As I do every year, I plan on drinking the best rosé from Eretz Yisrael I can get for the first seder, the best rosé from the Diaspora for the second seder. But if you prefer an off-dry white, a bold dry red, or a sparkling wine, go for it! Yes, there are family customs and some rules that have various interpretations. However, drinking the Four Cups should be a pleasant experience done with hiddur mitzvah — “adornment of the mitzvah” — and not merely a religious ritual we practice because we are meant to. And by hiddur mitzvah, I mean that the wine you choose should be enjoyable to drink in that setting. Here is a selection of wines, each appealing to a different approach and palate. This Pesach, may you thoroughly enjoy each of your cups. L’chaim, chag sameach!

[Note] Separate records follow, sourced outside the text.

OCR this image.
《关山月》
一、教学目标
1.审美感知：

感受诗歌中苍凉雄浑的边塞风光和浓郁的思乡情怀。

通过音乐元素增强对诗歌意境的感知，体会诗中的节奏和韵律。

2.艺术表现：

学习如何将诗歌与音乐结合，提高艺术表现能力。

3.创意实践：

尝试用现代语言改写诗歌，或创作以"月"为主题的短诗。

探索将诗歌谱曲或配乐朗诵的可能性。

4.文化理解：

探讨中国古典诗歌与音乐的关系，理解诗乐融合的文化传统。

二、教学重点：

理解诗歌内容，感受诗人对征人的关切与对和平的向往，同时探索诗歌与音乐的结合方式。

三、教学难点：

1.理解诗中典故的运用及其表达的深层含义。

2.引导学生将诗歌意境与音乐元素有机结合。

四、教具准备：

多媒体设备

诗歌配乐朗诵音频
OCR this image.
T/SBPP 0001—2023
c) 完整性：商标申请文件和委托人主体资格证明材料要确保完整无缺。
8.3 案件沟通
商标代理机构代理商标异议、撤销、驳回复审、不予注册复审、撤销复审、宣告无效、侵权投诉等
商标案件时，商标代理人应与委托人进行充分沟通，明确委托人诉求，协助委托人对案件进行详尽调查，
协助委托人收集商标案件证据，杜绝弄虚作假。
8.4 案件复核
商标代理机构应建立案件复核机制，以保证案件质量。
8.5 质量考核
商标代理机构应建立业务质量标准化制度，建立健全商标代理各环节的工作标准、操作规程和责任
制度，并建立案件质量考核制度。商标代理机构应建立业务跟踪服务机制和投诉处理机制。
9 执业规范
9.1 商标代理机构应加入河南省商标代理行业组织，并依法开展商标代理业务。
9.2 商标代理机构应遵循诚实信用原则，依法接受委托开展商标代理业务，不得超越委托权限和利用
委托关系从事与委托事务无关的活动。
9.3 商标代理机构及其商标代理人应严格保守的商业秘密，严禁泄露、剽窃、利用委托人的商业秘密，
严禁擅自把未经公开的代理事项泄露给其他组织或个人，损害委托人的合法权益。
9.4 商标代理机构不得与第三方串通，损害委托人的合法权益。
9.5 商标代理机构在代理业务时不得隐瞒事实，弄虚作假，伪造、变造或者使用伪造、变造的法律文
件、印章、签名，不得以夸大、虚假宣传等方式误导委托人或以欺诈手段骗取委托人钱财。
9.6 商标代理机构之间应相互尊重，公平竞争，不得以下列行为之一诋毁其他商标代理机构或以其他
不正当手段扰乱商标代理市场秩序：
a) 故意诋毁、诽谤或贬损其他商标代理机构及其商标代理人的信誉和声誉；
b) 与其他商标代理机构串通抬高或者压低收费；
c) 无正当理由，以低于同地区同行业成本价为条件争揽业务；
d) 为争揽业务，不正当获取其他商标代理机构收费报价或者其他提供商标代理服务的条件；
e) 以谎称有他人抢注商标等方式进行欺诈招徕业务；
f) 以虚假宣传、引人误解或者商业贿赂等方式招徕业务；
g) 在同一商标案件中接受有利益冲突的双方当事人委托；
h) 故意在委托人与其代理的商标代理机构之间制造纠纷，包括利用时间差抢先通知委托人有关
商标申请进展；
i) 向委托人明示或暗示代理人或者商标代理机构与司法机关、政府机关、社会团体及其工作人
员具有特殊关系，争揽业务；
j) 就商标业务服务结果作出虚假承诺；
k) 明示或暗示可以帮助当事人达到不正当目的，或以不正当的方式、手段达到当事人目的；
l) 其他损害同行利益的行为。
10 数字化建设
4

Razi’el, Rosé, Brut, NV: Several of my friends use a rosé sparkling wine for some or all of the Four Cups — rosé because it counts as red, and sparkling because it’s refreshing and easy to drink. While I love a good sparkling wine, I personally find the effervescence calls for slow sipping rather than for quick drinking, which is how I drink my Four Cups. For my aforementioned friends (and those who share their preferences), I recommend this complex traditional-method sparkling wine from Israel made by Eli Ben Zaken, the proprietor and founder of Domaine du Castel. It is a rich, complex wine with elegant bubbles and layers of red berries and stone fruits notes alongside subtle yeastiness. A truly luxurious wine.

Matar, Cabernet Sauvignon, 2019: Matar has gained many fans for their clean, consistent, and fruit-forward wines. Matar Winery, in the Golan Heights, minutes from the Lebanese and Syrian borders, has a clear New World style of winemaking without ever succumbing to the temptations of in-your-face, overly ripe wines. This Cabernet Sauvignon will satisfy the most demanding drinkers of bold, generous wines with a long finish and linear tannins.

Rocca delle Macie, Chianti Classico, 2022: No wonder this winery sells more than 80,000 cases a year to mainstream wine consumers! It is a delicious, easy-to-drink Chianti. With a medium body featuring juicy red and black fruits, earthy and savory notes of seared portobello in a balsamic glaze, refreshing acidity, and soft, silky tannins, this wine should also be a pleasure to drink throughout the meal.

Tura, Mountain Vista, Chardonnay, 2021: This Chardonnay shows a great balance of oak and fruit. It is neither too fruity nor too oaky, with medium acidity keeping it refreshing without feeling abrasive. It can also accompany an entire meal starting with matzah ball soup, followed by gefilte fish, chicken, and fruit salad.

Herzog, Variations, Be-leaf, Cabernet Sauvignon, 2021: We cannot forget those who are sensitive to sulfites. While sulfites occur naturally in every wine, winemakers usually add some during the process to prevent premature oxidation. The Be-leaf is made from high-quality organic Cabernet Sauvignon grapes grown in Paso Robles, with no added sulfites. It is a juicy, delicious, quality wine with notes of black and blue fruits and polished tannins. It is also CCOF organic-certified.